И он совсем забыл про отца. Да и все трое про него забыли. Они и не заметили, как он опустился на миндер — притихший, сломленный, полный дурных предчувствий... «Что-то теперь будет? — сокрушенно думал старый Слави, глядя, как его сыновья, молодые, сильные люди, заполнившие собой всю их низенькую кухоньку, увлеченно договариваются, забыв обо всем на свете, презрев терпение, которому он их учил столько лет... — Похоже на то, что Коста и Климент уедут. Скоро вернутся, говорят, а вернутся ли? А Андреа остается здесь. Остается вести какую-то опасную работу — еще опасней, чем затея старших сыновей. Ох, времена, времена», — повторял отец, незаметно смахивая слезу.
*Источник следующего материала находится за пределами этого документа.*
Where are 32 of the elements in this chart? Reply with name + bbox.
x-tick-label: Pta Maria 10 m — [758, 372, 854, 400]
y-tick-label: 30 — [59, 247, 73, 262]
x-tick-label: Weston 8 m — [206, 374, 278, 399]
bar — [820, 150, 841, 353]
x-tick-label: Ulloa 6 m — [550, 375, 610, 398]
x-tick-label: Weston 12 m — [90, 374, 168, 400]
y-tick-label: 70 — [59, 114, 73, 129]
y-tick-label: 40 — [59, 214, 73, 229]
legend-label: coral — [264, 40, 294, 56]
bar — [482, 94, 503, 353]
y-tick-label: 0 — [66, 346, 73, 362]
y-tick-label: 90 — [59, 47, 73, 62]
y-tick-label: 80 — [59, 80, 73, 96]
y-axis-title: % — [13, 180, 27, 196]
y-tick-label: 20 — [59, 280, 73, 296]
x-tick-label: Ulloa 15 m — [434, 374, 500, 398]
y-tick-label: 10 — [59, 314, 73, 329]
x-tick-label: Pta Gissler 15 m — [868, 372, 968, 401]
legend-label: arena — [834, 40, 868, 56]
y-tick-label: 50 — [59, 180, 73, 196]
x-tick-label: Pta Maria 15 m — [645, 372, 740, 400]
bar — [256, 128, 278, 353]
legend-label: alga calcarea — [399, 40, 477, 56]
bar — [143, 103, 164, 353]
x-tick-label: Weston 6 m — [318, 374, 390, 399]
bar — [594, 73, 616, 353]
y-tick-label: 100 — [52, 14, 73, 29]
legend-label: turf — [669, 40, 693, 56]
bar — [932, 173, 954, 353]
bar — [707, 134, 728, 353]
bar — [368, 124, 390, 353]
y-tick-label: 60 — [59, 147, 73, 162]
А Андреа слушал наставления Климента — кому и как объяснить их возможную задержку, — и мысли его незаметно раздваивались. Он был и здесь и не здесь. Он представлял себе Неду и волновался, предвкушая новую встречу. Как она удивится, увидев его! «Стыдно признаться, но я так счастлив! Возможно ли! Да я не заслуживаю этого счастья! А теперь братья уходят вместо меня... Но если бы я ушел, что тогда сталось бы с нею? Нет, я остаюсь, я остаюсь!» — ликовала его душа. И он опять отдавался мыслям о завтрашнем дне и обо всех последующих днях — торжествуя, мучаясь, радуясь, надеясь...
— Ты все запомнил? — спросил Климент.
Андреа усмехнулся.
— Более или менее!
— Я вижу, что мыслями ты не здесь. Ладно, я тебе все запишу на листочке.
И Климент сел. Откинулся на спинку стула. В его светлых глазах была горькая ирония. Он опять связывал Маргарет со своим братом.
— Ты о чем? — спросил Андреа озадаченно.
— Так, пустяки... Не стоит об этом говорить! Сейчас нам предстоит разлука. — Он улыбнулся, взял со стола свою недопитую рюмку и, слегка ею покачивая и глядя сквозь искрящееся вино, тихонько запел:
Гусар, на саблю опираясь,
в глубокой горести стоял.
— Пожалуй, у меня сейчас совсем другое чувство, — сказал он и поставил рюмку на стол. — Шесть лет жил я с этим людьми! Знаю их язык, их душу. Сколько было переговорено о нашей стране! А теперь тысячи этих людей пришли к нам — ты понимаешь, Андреа? И мне кажется, словно это ко мне в гости они пришли. Ну а я, хозяин, все никак не выйду встретить их... Сентиментальность, скажешь?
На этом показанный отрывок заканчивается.